Databricks AI Summit 2023 Databricks Session
The landscape of data science and AI is rapidly changing, with key industry leaders like Google leading the charge. Despite the apparent gap in resources and budgets between technology giants and startups, solutions such as Databricks are evolving to bridge this gap. This report summarizes key points discussed in a recent conference around the same theme.
Importance of Data and AI
The conference strongly emphasized that the winners in every industry will be data and AI companies. However, it was also acknowledged that many companies still need help handling data effectively, often due to a need for more resources and infrastructure.
Evolution of Data Handling
Initially, handling structured data through tools like Excel, business intelligence, and data warehousing was straightforward. As unstructured and unsemantic data became more prevalent, there was a need for a more sophisticated platform that could handle data lakes, orchestration, governance, data science, data warehousing, streaming, and business intelligence (BI).
Governance and Silos
The pitfalls of poor data governance were highlighted, noting that it can lead to flawed engineering. Data silos were identified as drivers of high operational costs. Inconsistent policies and disparate tools can reduce trust in data and inhibit cross-team productivity.
Databricks' Lakehouse
Databricks proposes a solution akin to the 'iPhone of data'—the Lakehouse. It is designed to unify all data usages into a single layer, providing one copy of data with centralized governance. The concept of the Lakehouse is built on unification, which offers unique advantages in data management.
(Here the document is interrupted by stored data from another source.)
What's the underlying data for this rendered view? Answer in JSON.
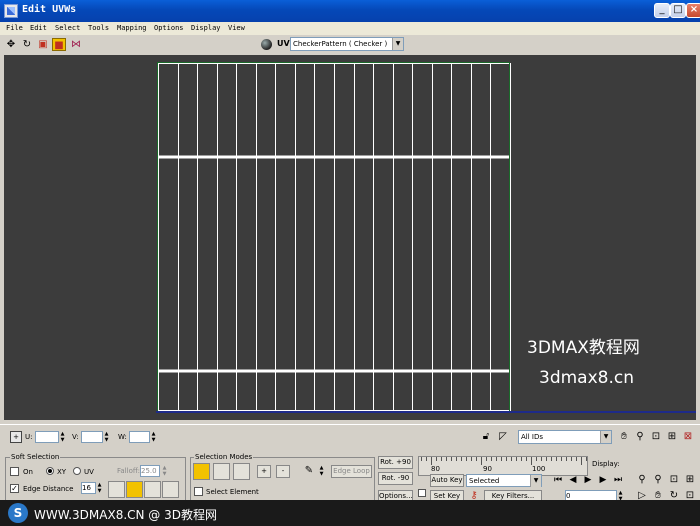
{
  "window": {
    "title": "Edit UVWs",
    "minimize": "_",
    "maximize": "□",
    "close": "×"
  },
  "menu": [
    "File",
    "Edit",
    "Select",
    "Tools",
    "Mapping",
    "Options",
    "Display",
    "View"
  ],
  "toolbar": {
    "tools": [
      {
        "name": "move-tool-icon",
        "glyph": "✥"
      },
      {
        "name": "rotate-tool-icon",
        "glyph": "↻"
      },
      {
        "name": "scale-tool-icon",
        "glyph": "▣"
      },
      {
        "name": "freeform-tool-icon",
        "glyph": "■"
      },
      {
        "name": "mirror-tool-icon",
        "glyph": "⋈"
      }
    ],
    "uv_label": "UV",
    "texture_dropdown": "CheckerPattern  ( Checker )"
  },
  "viewport": {
    "background": "#3c3c3c",
    "line_color": "#ffffff",
    "watermark_1": "3DMAX教程网",
    "watermark_2": "3dmax8.cn"
  },
  "coords": {
    "u_label": "U:",
    "v_label": "V:",
    "w_label": "W:",
    "ids_dropdown": "All IDs"
  },
  "soft_selection": {
    "title": "Soft Selection",
    "on_label": "On",
    "xy_label": "XY",
    "uv_label": "UV",
    "falloff_label": "Falloff:",
    "falloff_value": "25.0",
    "edge_distance_label": "Edge Distance",
    "edge_distance_value": "16"
  },
  "selection_modes": {
    "title": "Selection Modes",
    "plus": "+",
    "minus": "-",
    "edge_loop": "Edge Loop",
    "select_element": "Select Element"
  },
  "rotate": {
    "rot_plus_90": "Rot. +90",
    "rot_minus_90": "Rot. -90",
    "options": "Options..."
  },
  "timeline": {
    "ticks": [
      "80",
      "90",
      "100"
    ],
    "display_label": "Display:",
    "auto_key": "Auto Key",
    "selected": "Selected",
    "set_key": "Set Key",
    "key_filters": "Key Filters...",
    "frame": "0"
  },
  "footer": {
    "text": "WWW.3DMAX8.CN @ 3D教程网",
    "logo": "S"
  }
}
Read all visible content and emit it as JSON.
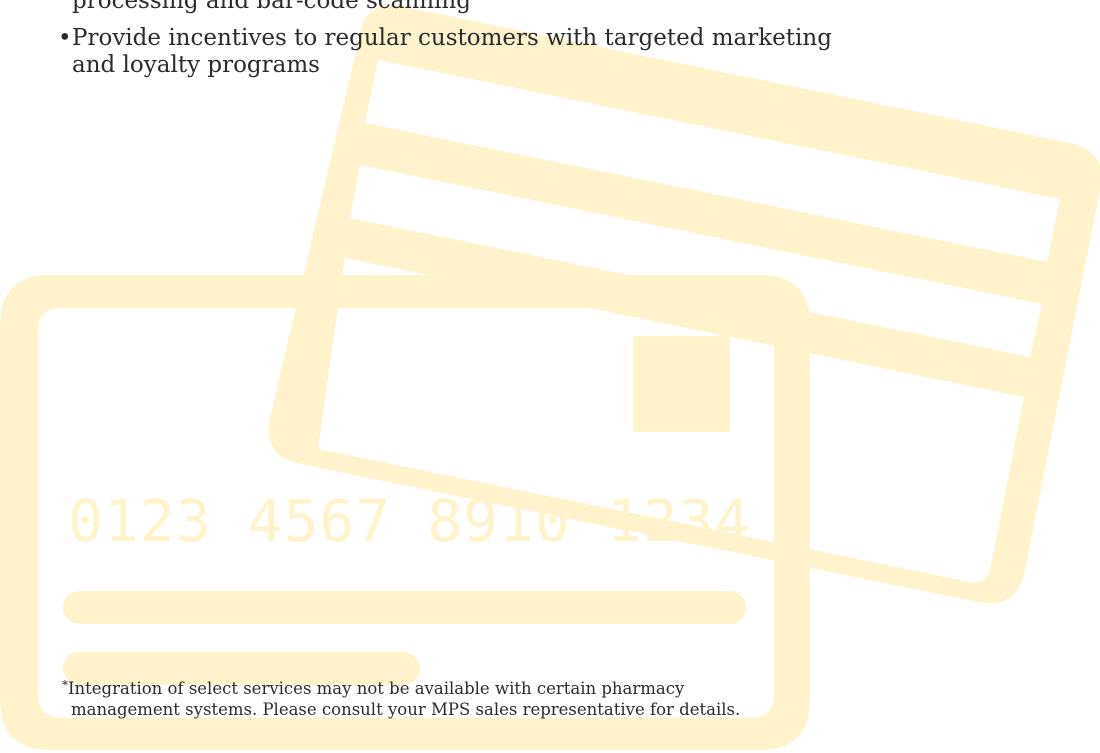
{
  "bullets": [
    {
      "text": "processing and bar-code scanning",
      "has_dot": false
    },
    {
      "text": "Provide incentives to regular customers with targeted marketing",
      "line2": "and loyalty programs",
      "has_dot": true
    }
  ],
  "card": {
    "number": "0123 4567 8910 1234",
    "color": "#FFF3CC"
  },
  "footnote": {
    "marker": "*",
    "line1": "Integration of select services may not be available with certain pharmacy",
    "line2": "management systems. Please consult your MPS sales representative for details."
  }
}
Open Source and Portability
Open-source solutions were deemed not to be advantageous in and of themselves. However, the 'open' nature of such solutions signifies portability and helps avoid lock-ins, which can benefit organizations.
Data Explosion
The conference recognized that the amount of data in circulation would only continue to grow, with a prediction of a massive explosion of data.
Cost-effectiveness
As data scales up, certain operations like ETL on platforms like Snowflake become more expensive compared to Databricks, thus making the latter a more cost-effective solution.
Real-time Streaming
Over 50% of Databricks' customers use its real-time streaming features for critical risk profiling, highlighting the importance of a platform capable of handling such operations.
AI/ML on Lakehouse
The Lakehouse AI ML aims to provide unified data and AI with one security and governance model, further simplifying data handling and usage.
Dolly
Databricks has introduced Dolly, the first truly open instruction-tuned LLM, which is licensed for commercial usage.
Build vs. Buy
The conference concluded with a discussion about the 'build vs. buy' dilemma, presenting a checklist that includes considerations such as an abundance of engineers, time availability, financial resources, and the need for a single cloud.
Conclusion
As the importance and volume of data continue to grow, companies must invest in scalable, unified, and cost-effective solutions to stay competitive. Innovations like Databricks' Lakehouse model provide promising avenues to address the unique challenges posed by the modern data landscape.